Irish delegation also asked how it will protect non-Christian children in State-funded schools

“Travellers continue to suffer significant challenges in terms of appropriate housing . . . they have shorter life expectancy, high infant mortality and, particularly troubling, a high rate of suicide”. Photograph: Chris Radburn/PA Wire

“Travellers continue to suffer significant challenges in terms of appropriate housing . . . they have shorter life expectancy, high infant mortality and, particularly troubling, a high rate of suicide”. Photograph: Chris Radburn/PA Wire

 

Ireland’s continued denial of Travellers’ ethnic-minority status and the lack of non-denominational schools were challenged by the UN Committee on Human Rights yesterday.

Committee member Victor Manuel Rodriguez-Rescia, from Costa Rica, told the Irish delegation that the committee recognised Irish Travellers as an ethnic minority. “The committee requests the State to take steps to see to it that this group is recognised as an ethnic group. This is not a new request,” he said, pointing out it had also been sought by at least four other international human rights committees.

“Why has this not been done?” asked Mr Rodriguez-Rescia. “Travellers continue to suffer significant challenges in terms of appropriate housing . . . they have shorter life expectancy, high infant mortality and, particularly troubling, a high rate of suicide. All of these suggest the State should take strong, affirmative actions to support this minority group.”

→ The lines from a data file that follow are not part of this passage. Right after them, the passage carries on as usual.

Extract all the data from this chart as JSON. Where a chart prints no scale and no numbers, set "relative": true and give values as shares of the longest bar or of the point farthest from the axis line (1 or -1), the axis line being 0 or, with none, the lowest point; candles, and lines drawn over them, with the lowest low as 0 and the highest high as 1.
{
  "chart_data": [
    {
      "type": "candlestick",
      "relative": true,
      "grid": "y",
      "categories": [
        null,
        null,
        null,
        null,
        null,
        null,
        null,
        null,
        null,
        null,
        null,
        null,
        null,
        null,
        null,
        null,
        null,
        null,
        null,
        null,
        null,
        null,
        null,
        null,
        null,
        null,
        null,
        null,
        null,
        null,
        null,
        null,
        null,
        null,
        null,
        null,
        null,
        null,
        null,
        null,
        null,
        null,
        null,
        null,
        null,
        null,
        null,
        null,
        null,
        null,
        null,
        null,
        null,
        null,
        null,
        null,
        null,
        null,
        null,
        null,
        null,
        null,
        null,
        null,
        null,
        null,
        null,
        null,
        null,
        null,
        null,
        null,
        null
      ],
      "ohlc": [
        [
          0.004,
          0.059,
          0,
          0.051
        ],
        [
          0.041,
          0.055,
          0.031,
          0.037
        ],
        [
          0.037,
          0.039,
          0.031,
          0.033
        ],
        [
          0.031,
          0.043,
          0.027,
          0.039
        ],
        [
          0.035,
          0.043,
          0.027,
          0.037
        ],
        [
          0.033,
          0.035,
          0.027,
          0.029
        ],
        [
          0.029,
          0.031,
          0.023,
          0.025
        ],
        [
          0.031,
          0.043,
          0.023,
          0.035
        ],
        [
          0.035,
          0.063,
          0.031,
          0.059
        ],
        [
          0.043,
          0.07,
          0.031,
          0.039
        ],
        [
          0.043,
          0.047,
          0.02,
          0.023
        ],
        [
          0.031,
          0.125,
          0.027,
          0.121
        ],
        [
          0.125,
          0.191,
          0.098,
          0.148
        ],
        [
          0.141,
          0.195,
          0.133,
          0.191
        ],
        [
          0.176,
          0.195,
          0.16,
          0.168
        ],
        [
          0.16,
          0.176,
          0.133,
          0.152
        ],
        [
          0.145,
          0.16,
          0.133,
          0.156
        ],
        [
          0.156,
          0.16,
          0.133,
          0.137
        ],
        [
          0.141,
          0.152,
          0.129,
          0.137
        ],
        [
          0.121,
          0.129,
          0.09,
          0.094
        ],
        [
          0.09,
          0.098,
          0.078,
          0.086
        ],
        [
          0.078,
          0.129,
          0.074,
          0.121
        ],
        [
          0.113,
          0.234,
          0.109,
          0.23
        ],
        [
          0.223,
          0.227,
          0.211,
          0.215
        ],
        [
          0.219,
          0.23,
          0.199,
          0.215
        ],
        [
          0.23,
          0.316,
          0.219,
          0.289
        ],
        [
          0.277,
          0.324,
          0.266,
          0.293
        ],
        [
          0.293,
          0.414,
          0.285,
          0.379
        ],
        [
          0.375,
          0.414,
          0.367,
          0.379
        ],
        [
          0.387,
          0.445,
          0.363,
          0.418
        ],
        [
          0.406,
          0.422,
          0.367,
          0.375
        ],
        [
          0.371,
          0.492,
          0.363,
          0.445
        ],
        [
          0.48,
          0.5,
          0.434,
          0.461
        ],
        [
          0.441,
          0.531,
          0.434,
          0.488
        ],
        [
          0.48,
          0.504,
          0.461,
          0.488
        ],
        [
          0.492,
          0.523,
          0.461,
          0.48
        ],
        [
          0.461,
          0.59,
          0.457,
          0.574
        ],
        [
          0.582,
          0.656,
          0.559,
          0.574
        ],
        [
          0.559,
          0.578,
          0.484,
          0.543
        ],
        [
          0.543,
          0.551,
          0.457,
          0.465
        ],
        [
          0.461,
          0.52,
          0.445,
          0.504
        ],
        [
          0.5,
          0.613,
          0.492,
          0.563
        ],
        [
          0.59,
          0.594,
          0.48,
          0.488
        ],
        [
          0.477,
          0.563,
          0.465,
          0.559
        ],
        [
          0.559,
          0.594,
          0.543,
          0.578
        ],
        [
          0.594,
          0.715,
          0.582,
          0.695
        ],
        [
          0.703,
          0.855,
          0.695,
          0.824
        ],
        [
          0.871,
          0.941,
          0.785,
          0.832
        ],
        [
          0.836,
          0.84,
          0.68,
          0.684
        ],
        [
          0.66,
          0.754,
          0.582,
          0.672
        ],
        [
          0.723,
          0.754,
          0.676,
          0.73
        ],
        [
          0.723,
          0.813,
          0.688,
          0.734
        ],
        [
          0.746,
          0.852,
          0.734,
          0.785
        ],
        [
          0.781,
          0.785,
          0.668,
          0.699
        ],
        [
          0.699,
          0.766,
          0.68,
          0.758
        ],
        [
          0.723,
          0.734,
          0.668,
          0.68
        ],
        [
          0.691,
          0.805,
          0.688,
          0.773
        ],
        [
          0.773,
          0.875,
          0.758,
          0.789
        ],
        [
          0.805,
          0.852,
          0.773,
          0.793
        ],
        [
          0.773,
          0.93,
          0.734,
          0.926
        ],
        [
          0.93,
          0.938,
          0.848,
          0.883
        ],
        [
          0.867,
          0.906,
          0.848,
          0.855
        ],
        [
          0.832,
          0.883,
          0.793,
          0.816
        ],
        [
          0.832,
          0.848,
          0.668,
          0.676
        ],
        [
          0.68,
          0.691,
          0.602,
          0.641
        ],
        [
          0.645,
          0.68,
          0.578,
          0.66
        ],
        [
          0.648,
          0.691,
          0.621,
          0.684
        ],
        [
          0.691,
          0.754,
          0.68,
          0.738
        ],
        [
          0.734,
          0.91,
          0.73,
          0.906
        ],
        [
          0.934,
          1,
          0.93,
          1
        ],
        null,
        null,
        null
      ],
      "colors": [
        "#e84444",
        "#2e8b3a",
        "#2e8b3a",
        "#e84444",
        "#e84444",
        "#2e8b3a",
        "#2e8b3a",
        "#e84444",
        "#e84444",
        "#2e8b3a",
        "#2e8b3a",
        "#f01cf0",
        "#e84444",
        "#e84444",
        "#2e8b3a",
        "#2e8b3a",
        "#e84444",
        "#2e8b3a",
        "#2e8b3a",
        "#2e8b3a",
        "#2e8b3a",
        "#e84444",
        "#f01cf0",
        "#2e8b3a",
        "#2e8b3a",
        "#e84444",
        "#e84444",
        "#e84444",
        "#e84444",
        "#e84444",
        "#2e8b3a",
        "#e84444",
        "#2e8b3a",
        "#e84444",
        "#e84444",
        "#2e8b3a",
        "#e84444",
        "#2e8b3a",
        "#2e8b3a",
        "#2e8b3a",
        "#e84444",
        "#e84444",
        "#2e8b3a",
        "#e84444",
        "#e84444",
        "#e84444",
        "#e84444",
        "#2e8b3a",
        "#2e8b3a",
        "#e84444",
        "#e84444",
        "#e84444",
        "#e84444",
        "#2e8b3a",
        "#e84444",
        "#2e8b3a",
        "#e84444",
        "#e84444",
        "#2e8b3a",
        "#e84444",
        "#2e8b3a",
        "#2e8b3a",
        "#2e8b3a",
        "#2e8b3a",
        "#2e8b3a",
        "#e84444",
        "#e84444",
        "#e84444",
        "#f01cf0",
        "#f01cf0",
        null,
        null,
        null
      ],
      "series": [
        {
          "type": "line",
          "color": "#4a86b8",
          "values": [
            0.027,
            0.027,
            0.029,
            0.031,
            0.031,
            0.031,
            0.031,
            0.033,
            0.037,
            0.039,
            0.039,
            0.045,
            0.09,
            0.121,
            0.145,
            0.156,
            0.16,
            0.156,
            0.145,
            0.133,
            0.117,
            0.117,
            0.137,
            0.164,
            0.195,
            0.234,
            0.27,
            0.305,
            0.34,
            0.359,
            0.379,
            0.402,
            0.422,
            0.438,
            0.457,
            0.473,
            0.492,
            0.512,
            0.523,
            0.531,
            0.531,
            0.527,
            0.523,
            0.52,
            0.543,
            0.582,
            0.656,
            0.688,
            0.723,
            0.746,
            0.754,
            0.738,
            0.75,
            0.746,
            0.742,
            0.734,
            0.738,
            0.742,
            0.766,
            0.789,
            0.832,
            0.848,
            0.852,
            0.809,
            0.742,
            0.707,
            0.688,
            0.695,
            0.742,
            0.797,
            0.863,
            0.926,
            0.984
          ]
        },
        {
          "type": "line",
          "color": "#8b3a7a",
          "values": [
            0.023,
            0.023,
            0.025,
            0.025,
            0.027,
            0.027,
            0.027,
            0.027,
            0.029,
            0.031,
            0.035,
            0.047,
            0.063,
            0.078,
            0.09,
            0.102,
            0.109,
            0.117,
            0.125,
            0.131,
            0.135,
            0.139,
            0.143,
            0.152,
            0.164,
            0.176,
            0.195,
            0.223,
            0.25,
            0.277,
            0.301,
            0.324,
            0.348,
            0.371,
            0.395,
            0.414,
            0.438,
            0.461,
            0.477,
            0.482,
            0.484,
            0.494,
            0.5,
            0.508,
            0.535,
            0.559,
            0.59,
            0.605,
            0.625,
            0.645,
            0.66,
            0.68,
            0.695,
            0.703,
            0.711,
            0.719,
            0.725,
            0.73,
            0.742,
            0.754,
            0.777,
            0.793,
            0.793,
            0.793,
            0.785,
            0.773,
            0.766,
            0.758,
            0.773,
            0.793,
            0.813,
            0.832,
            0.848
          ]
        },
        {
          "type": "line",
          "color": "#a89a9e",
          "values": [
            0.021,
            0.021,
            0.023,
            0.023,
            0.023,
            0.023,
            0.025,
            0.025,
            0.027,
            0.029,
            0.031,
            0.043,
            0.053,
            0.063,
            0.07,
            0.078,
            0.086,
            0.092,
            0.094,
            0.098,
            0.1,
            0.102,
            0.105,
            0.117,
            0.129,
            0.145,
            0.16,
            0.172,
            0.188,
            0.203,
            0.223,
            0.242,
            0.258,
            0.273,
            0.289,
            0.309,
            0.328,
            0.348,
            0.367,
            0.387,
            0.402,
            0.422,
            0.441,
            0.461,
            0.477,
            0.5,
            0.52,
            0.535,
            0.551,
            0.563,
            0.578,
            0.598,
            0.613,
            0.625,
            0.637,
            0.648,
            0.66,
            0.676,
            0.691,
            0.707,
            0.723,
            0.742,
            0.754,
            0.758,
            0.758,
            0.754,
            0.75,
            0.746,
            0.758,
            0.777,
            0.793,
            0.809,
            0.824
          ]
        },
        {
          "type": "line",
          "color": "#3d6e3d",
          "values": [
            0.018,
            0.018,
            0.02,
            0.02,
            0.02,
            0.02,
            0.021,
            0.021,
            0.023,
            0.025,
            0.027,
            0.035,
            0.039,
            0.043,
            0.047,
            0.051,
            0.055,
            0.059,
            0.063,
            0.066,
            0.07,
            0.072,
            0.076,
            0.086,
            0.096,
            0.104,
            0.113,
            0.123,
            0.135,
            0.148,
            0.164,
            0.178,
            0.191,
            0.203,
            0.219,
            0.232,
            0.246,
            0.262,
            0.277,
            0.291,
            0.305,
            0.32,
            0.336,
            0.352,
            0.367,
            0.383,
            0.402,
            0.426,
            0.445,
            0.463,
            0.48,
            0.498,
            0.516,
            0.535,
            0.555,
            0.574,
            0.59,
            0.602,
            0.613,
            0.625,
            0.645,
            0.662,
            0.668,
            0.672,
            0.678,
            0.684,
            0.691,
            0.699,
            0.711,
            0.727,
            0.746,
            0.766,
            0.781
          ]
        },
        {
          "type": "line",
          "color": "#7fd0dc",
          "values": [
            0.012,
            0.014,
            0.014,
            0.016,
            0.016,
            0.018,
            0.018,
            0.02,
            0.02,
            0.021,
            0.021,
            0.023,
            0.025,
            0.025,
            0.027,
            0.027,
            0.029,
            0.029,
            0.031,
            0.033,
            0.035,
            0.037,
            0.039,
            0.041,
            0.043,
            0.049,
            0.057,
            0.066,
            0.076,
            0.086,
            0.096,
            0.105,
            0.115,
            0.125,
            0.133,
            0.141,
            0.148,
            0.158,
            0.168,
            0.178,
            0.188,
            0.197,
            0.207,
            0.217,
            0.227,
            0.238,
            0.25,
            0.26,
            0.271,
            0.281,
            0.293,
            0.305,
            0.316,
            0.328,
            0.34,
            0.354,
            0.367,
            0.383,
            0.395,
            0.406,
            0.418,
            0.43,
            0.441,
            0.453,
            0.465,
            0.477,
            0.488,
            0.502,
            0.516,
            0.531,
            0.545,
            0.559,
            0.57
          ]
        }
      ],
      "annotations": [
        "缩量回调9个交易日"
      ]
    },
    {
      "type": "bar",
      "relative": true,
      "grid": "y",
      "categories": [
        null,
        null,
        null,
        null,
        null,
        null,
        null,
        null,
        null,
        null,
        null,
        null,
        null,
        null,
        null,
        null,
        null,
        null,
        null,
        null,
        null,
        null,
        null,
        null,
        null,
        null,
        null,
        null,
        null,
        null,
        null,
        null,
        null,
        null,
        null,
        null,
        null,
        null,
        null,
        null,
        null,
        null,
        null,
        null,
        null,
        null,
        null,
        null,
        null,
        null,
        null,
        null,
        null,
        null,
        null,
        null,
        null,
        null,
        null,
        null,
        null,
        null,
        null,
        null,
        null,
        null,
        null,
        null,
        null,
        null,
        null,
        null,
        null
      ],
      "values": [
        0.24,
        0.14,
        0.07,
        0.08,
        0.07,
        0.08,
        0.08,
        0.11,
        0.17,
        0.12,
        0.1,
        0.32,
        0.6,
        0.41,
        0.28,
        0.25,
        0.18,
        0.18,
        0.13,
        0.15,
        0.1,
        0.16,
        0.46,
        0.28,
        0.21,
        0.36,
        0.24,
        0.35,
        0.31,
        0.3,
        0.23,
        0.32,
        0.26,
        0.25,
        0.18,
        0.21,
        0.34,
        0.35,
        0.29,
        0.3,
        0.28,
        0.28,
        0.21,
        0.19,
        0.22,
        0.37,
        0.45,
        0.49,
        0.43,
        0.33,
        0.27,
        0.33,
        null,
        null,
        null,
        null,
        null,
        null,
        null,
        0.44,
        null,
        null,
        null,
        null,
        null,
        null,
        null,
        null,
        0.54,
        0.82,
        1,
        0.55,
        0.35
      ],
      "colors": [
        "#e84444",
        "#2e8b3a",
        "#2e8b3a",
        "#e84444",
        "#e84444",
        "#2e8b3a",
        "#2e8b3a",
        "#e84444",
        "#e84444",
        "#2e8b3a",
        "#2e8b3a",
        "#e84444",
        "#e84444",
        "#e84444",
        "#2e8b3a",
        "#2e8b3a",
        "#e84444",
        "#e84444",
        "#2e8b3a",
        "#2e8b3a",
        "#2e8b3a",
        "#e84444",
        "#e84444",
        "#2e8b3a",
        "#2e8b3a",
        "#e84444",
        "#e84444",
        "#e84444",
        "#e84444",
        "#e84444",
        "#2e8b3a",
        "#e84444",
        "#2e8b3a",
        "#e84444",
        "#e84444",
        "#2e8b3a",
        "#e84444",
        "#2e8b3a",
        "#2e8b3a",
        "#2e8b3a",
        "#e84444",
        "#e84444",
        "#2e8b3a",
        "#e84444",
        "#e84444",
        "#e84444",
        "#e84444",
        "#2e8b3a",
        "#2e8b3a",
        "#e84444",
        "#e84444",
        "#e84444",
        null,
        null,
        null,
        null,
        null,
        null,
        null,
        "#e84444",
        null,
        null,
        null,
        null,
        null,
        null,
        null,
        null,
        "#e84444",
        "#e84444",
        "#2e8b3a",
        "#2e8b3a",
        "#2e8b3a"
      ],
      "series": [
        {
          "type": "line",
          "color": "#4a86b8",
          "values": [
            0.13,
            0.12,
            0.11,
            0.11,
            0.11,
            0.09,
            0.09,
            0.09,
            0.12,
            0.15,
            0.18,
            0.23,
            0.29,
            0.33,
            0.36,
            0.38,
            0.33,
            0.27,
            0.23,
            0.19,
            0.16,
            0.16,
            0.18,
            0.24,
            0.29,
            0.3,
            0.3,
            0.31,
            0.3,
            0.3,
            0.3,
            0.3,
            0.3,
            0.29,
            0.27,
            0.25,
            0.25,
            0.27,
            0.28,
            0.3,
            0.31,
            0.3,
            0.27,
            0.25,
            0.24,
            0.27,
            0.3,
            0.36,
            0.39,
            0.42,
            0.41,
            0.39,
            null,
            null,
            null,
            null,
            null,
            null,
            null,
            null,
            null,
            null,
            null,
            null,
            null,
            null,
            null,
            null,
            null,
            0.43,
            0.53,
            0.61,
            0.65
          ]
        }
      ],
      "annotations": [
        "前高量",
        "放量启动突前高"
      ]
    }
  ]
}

The Irish delegation said consideration was still being given to this issue and stressed: “Travellers have the same civil and political rights as all Irish citizens” and “Travellers have the protection of all equality legislation as a protected group.”

Reform school system

It was encouraging that the Government acknowledged the need to reform the school system but the committee was concerned about the pace of change.

He asked Ireland to explain “what would be the fate of children of parents” with no religion and “not offered non-denominational education”.

Layla de Cogan Chin of the Department of Justice, said there was no obstacle to the establishment of non-denominational schools if there was sufficient demand. She said no child had to remain in class for religious instruction.